Publié le 13.04.2012 par Bernadette GILBERTAS - Voir les commentaires

Le 4 avril 2012, le nouveau élu Président sénégalais a nommé Haidar El Ali, notre ecopartenaire, Ministre de l’Ecologie et de la Protection de la Nature. Félicitations !!!

Extrait du livre « Haidar El Ali, itinéraire d’un écologiste au Sénégal » Bernadette Gilbertas, éditions Terre Vivante

Le bateau cogne sur les vagues. Nous sommes trempés. Voici le moment de jeter l’ancre. Haidar affûte un couteau sur une pierre fixée à son avant-bras. Il se dresse et s’installe en équilibre à la proue du bateau. Bras et jambes écartés, humant le large, il aspire à pleins poumons. Ses lèvres remuent. Que dit-il ? On le dirait en prière. Il est ému, très ému. Au bout de quelques minutes, il revient parmi nous, et se jette aussitôt sur son ami tout aussi bedonnant, et le bascule par-dessus bord. Stupéfaction de Daniel, éclats de rire d’Haidar. L’eau est très froide, turbide, la visibilité réduite. Je ne plongerai pas. Je n’ai pas le niveau requis. Arracher les vieux filets qui gisent accrochés sur les épaves jonchant les fonds tout autour de la presqu’île, dans une eau froide et opaque, exige un niveau 4.

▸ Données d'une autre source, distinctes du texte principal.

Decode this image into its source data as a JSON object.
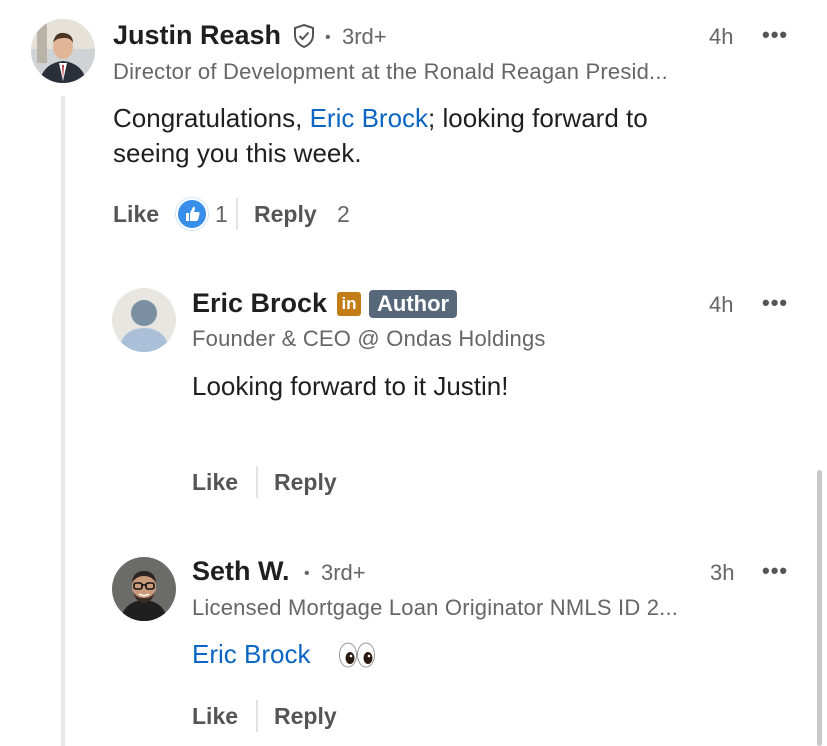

Pour descendre, les deux hommes suivent la chaîne de l’ancre, véritable fil d’Ariane dans cette eau obscurcie par des microparticules d’algues et de sédiments. Après l’avoir vu évoluer dans Demain la mer, l’un de ses nombreux films consacrés à la mer, il m’est facile de l’imaginer sous l’eau. Tout au fond, les contours fantomatiques d’une épave. Accroché à cette carcasse, un filet gigantesque barre la route aux poissons et aux algues. Ses mailles ont emprisonné des poissons morts depuis longtemps. D’autres doivent se battre avec frénésie. Décrocher le filet et dénouer la pelote assassine est une opération complexe. Haidar a dû se munir de son couteau. Avec des gestes précis, il tranche le cordage, écarte les mailles. Il a dû tomber sur un monofilament, ce filet en nylon léger, diaphane, presque invisible, dansant au gré des courants. Un voile et pourtant une prison indestructible, imputrescible, qui enferme et tue des années durant ; il est si peu cher à l’achat que le pêcheur ne craint pas de le perdre. Accroché aux fonds rocheux, le monofilament continue de pêcher inutilement. Étalé sur des dizaines de mètres, il capture toutes les espèces de poissons qui, en mourant, attirent des charognards attendus, eux aussi, au détour d’une maille. Voici le filet devenu une chaîne de la mort. En étouffant également les organismes qui séjournent sur les fonds – comme les gorgones –, ce filet peut à lui seul anéantir la vie d’un écosystème entier. Cet engin est pourtant interdit par les lois depuis 1998. Cette année-là, la législation sénégalaise a également banni le maillage des filets inférieur à 24 millimètres pour la pêche artisanale. Mais rien n’a changé.

Une fois le filet arraché, Haidar doit maintenant l’attacher à des bidons blancs, des parachutes qui, en remontant à la surface, entraîneront l’interminable nœud de nylon, coquillages et algues agglomérés. Dans son sillage, l’eau est opaque, obscure. Christophe Rouvière, Régis Losthe et bien d’autres amis plongeurs d’Haidar m’ont confirmé ce que j’imaginais: remonter des filets perdus est une activité engagée et non dépourvue de risques. Tendu par son poids, le filet peut céder à tout instant, frapper et emprisonner un plongeur. Notre bateau, moteur à l’arrêt, a dérivé. Nous nous sommes éloignés des plongeurs dont nous surveillons en permanence le sillage de bulles.